Veniamo, allora, ad una delle disposizioni che si possono richiamare nell’ipotesi in discussione, l’articolo 33 del Codice del Consumo, valutando se la delimitazione dell’oggetto della prestazione da parte dell’ente (la casa di cura o l’ospedale) non incida, anche, sulla limitazione delle responsabilità per inadempimento a cui è chiamato l’ente medesimo a tutela dei diritti del malato e, quindi, non determini un significativo squilibrio degli obblighi. 

Sono clausole queste, che di norma sono invalide, inopponibili al consumatore e affette da nullità parziale, a meno che non siano state fatte oggetto di una specifica trattativa (vale a dire di una duplice firma sia in calce al contratto, nella parte considerata equivoca per stesura e formulazione, che nell’apposito richiamo, secondo i crismi giurisprudenziali) o non venga dimostrato, in sede giudiziale, che non sono vessatorie.  

La nozione di significativo squilibrio, rispetto alle clausole vessatorie contenute nei contratti tra professionista e consumatore, fa riferimento ad uno squilibrio di carattere giuridico e normativo: si discetta, cioè, sulla distribuzione dei diritti e degli obblighi derivanti dal contratto, e non sull’equilibrio economico che, ovviamente, è rimesso alla determinazione propria dell’autonomia privata. 

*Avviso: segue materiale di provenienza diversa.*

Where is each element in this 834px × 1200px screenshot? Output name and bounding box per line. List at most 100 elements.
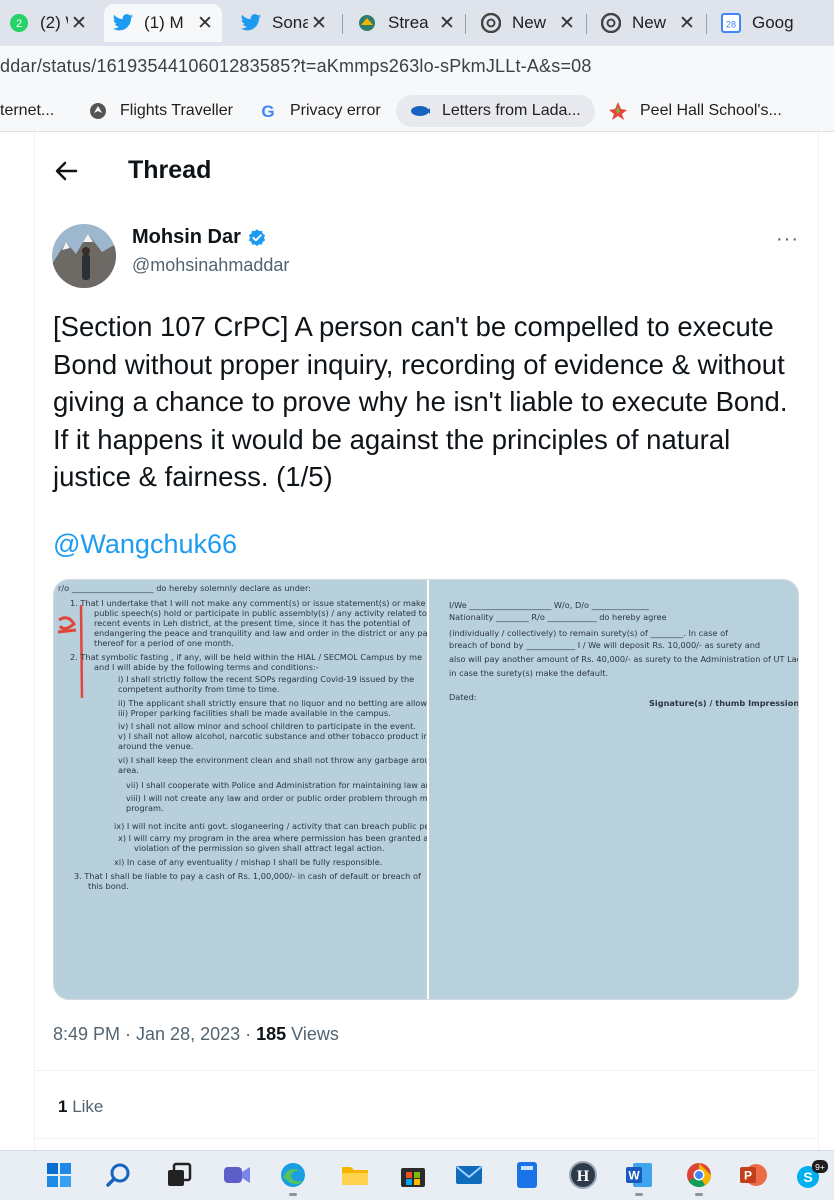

Nel caso delle clausole limitative della responsabilità, a fronte di un obbligo imperativo di cura e assistenza del malato ricondotto sia al medico che alla struttura dalla legge (un’endiadi inscindibile), è imprudente argomentare che, col pretesto di precisare l’oggetto del contratto, si possa espungere un gruppo di prestazioni che sono inscindibili nei fatti: il rapporto tra il medico che effettua la prestazione, da un lato, e la casa di cura che, nei propri locali e con la propria organizzazione aziendale, accoglie il medico che effettua la struttura, per di più e spesso sulla base di accordi predeterminati.